On 2019-01-06 09:41, Ole Troan wrote:
> Kerry,
> 
>>> I'm saying both ranges should be reserved and not used for the creation of normal unicast IIDs, and that normally anycast IIDs should be created from ffff:ffff:ffff:ff80-ffff:ffff:ffff:ffff, not fdff:ffff:ffff:ff80-fdff:ffff:ffff:ffff.  However, in any case, the actual use of anycast is fairly limited and unicast use of an anycast IID probably isn't fatal in most situations. The difference between a single instance of an anycast address and a unicast address is mostly semantic anyway. Further, the probability of a collision with one of those two ranges by an implementation that doesn't have both ranges is fairly rare, to begin with, and the consequences of the collision are only a problem if a unicast host selects one of the reserved addresses before an anycast use is initiated. DAD on the unicast host should prevent it from selecting a reserved anycast address that is actually in use for anycast.

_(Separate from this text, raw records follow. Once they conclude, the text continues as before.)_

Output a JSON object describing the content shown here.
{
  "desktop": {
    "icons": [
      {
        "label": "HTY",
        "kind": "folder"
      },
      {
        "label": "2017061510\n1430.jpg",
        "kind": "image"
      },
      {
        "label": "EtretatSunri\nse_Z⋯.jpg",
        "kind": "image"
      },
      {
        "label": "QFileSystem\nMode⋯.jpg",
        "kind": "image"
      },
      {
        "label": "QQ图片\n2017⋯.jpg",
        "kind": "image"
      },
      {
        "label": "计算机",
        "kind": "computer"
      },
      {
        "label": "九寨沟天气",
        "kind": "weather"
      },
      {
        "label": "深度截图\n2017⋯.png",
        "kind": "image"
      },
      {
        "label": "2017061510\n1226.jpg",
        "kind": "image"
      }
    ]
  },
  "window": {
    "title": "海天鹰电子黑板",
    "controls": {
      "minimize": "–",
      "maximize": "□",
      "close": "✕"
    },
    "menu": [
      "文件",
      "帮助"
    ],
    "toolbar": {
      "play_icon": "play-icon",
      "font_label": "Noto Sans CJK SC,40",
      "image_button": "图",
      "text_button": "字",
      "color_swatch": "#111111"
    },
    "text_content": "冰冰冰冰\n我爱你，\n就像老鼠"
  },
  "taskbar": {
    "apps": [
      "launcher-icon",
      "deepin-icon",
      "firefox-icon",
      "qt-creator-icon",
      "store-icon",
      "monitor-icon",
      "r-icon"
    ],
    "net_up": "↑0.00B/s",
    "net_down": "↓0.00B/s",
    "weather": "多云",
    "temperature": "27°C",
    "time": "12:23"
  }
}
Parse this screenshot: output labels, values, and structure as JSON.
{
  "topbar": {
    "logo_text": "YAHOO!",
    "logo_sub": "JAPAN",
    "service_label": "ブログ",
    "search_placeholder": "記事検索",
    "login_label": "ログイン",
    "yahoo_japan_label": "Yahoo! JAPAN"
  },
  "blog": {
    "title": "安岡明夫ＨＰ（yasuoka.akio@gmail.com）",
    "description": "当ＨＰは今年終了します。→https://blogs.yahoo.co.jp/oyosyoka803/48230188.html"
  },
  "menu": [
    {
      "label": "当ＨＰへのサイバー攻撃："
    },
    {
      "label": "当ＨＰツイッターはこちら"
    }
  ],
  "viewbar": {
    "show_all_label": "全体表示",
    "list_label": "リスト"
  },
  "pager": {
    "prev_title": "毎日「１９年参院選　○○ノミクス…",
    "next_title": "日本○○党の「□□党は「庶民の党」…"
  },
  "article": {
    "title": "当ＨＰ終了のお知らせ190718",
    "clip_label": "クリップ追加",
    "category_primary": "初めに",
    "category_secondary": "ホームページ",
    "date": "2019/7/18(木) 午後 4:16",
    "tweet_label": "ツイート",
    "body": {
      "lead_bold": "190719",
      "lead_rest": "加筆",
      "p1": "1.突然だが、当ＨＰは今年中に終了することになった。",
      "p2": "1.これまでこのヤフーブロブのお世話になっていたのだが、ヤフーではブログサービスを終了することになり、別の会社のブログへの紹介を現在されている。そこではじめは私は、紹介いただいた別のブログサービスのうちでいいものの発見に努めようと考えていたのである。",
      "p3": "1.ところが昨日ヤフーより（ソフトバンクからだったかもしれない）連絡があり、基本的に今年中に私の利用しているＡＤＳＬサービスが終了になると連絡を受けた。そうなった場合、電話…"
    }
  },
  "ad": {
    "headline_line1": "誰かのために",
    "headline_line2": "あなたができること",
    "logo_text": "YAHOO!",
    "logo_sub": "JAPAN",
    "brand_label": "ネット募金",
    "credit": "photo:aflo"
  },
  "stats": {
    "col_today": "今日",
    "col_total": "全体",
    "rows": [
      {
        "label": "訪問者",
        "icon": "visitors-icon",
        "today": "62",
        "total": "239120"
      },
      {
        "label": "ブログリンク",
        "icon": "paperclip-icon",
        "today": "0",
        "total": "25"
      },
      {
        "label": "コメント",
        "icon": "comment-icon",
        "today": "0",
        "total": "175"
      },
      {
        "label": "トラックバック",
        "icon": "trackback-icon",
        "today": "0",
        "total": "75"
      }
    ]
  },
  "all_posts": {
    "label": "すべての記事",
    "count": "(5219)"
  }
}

So, as long as an anycast use of a reserved anycast address isn't initiated after a unicast use has selected the address nothing bad should happen.  That doesn't mean we shouldn't bother but in reality duplicate, MAC addresses are a bigger worry, at least in my opinion. 
>>>
>>> They both should have been on the list originally.  Further, I believe the original intent for Modified EUI-64 is the way RFC7136 updates it to, especially if you take the paragraphs following that talk about "Modified EUI-64 format-based interface identifiers". Talking about them that way kind of implies there are interface identifiers that are not based on Modified EUI-64 format, despite the paragraph above originally said.
>>>
>>> And yes we should assume N==64. But as Ole said, it is quite clear even if N!=64 that RFC2526 say "the highest 128 interface identifier values are reserved."
>>>
>>> This language clearly doesn't work for prefixes longer than 120 bits (for example,
>>> point-to-point links).  If the consensus is to go with the existing reserved range for
>>> N==64, then we should change any confusing language in RFC2526.
>>
>> Do we know the deployment / implementation status of the reserved anycast space?
>> And how costly it would be to restate the reserved state as top-most 128 addresses, and not carry with us the U/G bits?
>>
>> I do not have direct knowledge, but I'm thinking about the possible impact on
>> current Mobile IPv6 implementations.  RFC3775  defines functionality of the mobile
>> node, e.g. "The mobile node sends the Home Agent Discovery Request message to
>> the Mobile IPv6 Home-Agents anycast address ... for its own subnet prefix", and of
>> the home agent, e.g. "Every home agent MUST be able to accept packets addressed
>> to the Mobile IPv6 Home-Agents anycast address ... for the subnet on which it is
>> serving as a home agent …"
> 
> Doesn’t the mobile agent already need to know the type of home-link, if it is on a link-type using modified EUI-64 (and it’s prefix length)?
> 
>> If we now recommend the range of IID values ffff:ffff:ffff:ff80-ff, would existing Mobile
>> IPv6 implementations need to be modified to send to or receive from the reserved
>> Mobile IPv6 Home-Agents anycast address in both the new and legacy ranges?  I
>> agree that it is not the most elegant solution to retain just the current fdff:ffff:ffff:ff80-ff
>> range (along with revising RFC2526), but it may be the least disruptive.
> 
> I must admit I’m quite attracted to the simplicity of:
> "The subnet anycast address range is the top-most 128 addresses on any link with prefix length <= 120."

Yes, but in that case the fdff: range was an error from the beginning (compounding what I always thought was an error: the inversion of the IEEE "u" bit). If not an error, it was in any case an exception to the "top-most 128" rule.